Thanh brings us out to get tickets for the Adelaide Fringe Festival. Its some arts festival and have some pretty good standup comedy shows. Do a google on it. My life here is not always about booze and party. I squeeze in time for chances to meet cute girls at comedy gigs too.

If I was dating Mino, this would have been a pretty decent day to get romantic, unfortunately I wasn't. We end up going to her friend's birthday at a lawn bowling club. Yes lawn bowl. As wierd as it sounds, the place is filled with young people bowling horrendous shots. Then I spot the bar counter, explains everything.

Four Asians, two of which obviously found the all-you-can-eat buffet counter by the bar. One hot one I smiled at and was later introduced turns out be a mother. The other girl smiled but didn't come over, might likely have been the fact that I was holding Mino's bag. I'm on holiday, every miss deserves an excuse.

They start asking me about Singapore and how I found Adelaide.

Guy: "Drinks in SG are damn expensive. I paid $34 for a damn drink."
Me: "Did you get a blowjob?"

It takes about 2 mins before they get the pun in the joke, by then I'm already commenting on the wonders of food fried with pig's lard and how it's unknown here. Whats there not to like about the down under. They have road signs that write, "drowsy drivers die." and "wrong way tun back", you have to love them.

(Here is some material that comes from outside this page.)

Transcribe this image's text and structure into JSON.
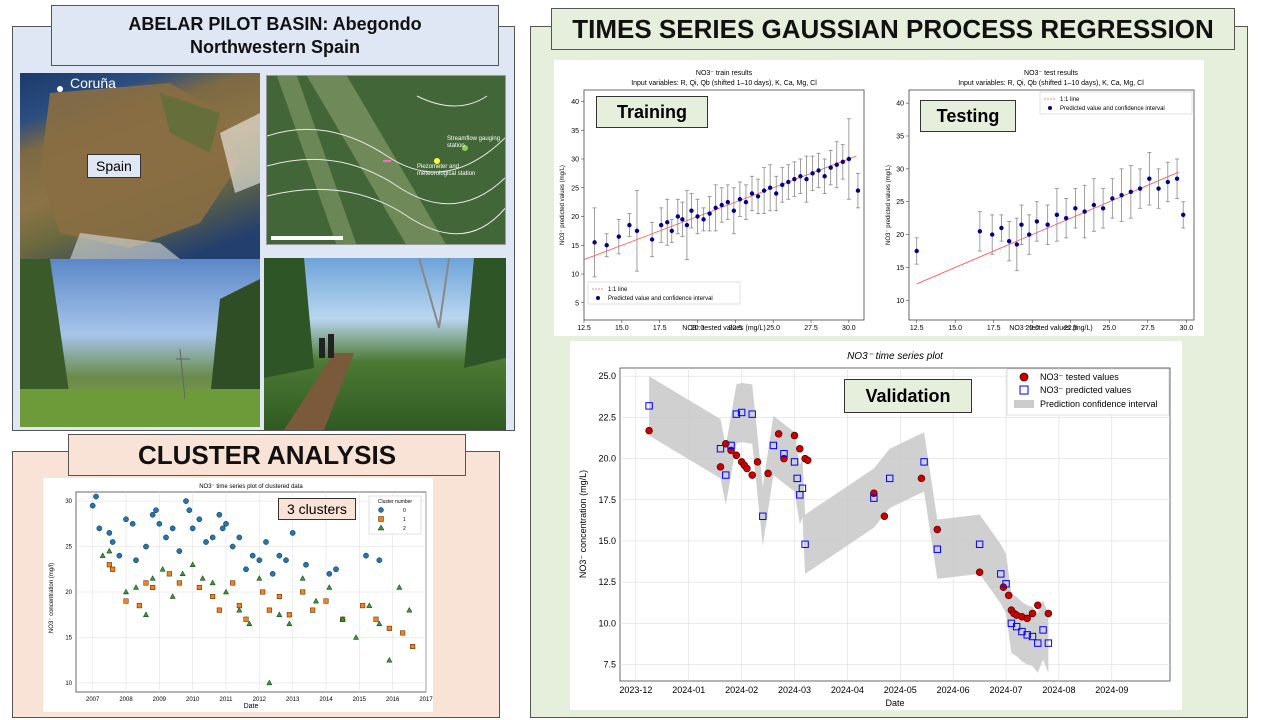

The comedy gig later that night was pretty ok. Arj Baker is decently laughable if you're had a couple beers to pre-empt disaster. His one classic line on being religious.

Arj: "I'm half Indian so that means I'm born wth a religous starter kit installed. I'm 1/4 German so I get the job done and 1/8 Dutch so I only pay 1/8 the bill."

Some guy with tourettes starts hurling abuses. Its probably the beer.

We spend the remainder of the night drinking Vodka, Beer and VSOP while watching MTV and Thanh blurts out to Minori, "he came here to see you." Long pause, awkward silence then the video of Extreme singing "More than words" come on. What perfect timing songs have in fucking me up. This isn't the first, it happened when Mino was leaving SG and with Ivory at Walas.

Things actually turns out be to better than I expect. I meet probably 2000 people the last two nights thanks to their extensive social network. Its just terrible that I don't remember most of them and say things like,

Me: 'Yea, Soul Bar was solid, how come you didn't go?"
Guy: "I was there, I bought you the burbon coke."